The temperature program for the GC oven was as follows: initial temperature at 50 °C, increased to 280 °C (25 °C/min) and finally holdtime for 5 min at 280 °C. The mass spectrometer was operated in the electron impact mode at 70 eV (ion source temperature 240 °C). Scan mode (m/z 50–600) was used in order to record samples. In order to determine the relative quantities of substances released from the printed specimens, the results were referred to the internal caffeine standard (0.01 mg/mL). Number of analyses for each eluate was four times. The integration of the chromatograms was carried out over the base peak or other characteristic mass peaks of the compounds, and the results were normalized by means of the internal CF standard. The compounds found were identified by comparing their mass spectra with those of reference standards, the NIST/EPA library, literature data, and/or by a chemical analysis of their fragmentation pattern.

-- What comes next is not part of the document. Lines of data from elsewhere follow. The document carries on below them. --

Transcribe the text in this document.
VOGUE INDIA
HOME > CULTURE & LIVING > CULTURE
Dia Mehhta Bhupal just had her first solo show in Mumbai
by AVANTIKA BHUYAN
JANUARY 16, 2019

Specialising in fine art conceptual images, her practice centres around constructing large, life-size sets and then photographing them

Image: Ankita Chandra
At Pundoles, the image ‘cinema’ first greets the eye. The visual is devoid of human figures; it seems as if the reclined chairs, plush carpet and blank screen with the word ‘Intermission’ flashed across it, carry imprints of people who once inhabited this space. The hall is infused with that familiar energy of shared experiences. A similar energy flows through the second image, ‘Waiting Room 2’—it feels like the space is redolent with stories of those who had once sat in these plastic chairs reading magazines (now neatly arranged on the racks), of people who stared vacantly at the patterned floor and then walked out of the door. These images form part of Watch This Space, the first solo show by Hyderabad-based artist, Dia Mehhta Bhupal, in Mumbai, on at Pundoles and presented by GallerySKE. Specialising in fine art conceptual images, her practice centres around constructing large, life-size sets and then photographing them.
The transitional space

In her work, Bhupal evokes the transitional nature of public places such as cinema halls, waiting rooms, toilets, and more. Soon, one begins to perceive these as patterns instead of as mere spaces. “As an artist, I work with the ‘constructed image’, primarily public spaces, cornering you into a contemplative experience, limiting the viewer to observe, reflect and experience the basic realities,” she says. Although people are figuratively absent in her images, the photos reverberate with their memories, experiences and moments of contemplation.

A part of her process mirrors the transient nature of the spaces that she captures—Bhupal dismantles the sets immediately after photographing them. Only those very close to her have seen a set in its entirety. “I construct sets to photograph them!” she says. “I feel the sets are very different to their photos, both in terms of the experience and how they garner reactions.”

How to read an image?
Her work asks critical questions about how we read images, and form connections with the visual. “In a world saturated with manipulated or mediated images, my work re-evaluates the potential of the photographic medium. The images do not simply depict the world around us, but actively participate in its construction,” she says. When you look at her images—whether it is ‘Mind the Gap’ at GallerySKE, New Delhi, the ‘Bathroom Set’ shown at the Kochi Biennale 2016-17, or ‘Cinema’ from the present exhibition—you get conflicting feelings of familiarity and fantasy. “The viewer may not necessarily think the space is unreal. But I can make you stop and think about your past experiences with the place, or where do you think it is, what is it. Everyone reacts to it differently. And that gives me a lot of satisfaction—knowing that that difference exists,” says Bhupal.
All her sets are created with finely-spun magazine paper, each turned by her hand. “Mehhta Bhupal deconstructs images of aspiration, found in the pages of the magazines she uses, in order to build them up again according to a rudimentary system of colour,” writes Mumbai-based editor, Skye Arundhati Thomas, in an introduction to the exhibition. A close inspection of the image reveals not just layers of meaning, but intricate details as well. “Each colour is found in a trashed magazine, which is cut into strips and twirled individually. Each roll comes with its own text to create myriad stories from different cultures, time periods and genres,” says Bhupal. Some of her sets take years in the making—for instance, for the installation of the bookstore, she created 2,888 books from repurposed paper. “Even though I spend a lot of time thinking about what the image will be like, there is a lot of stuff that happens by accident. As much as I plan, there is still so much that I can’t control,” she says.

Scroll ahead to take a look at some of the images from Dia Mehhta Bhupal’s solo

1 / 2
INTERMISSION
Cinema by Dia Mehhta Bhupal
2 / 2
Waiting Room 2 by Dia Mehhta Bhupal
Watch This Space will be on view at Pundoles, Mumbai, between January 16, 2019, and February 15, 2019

In each group, data are given as mean (±SD). Results have been tested within groups for normal distribution using the Kolmogorov-Smirnov test. Homogeneity of variances has been analyzed with Levene test. Analysis of differences has been done separately for each monomer using unpaired sample t-test. P-values <0.05 have been considered significant. All test procedures have been calculated using SPSS 25.0 (SPSS Inc., Chicago, IL, USA).
Substances release depending on material
The results of GC analysis are shown in Table 4 . Considerably different elution rates have been found in methanol and water. A total of twelve substances ( Table 3 ) were detected in methanol and four in water released from resin materials. Fig. 1 presents data on the six monomers showing the highest concentrations in methanol only.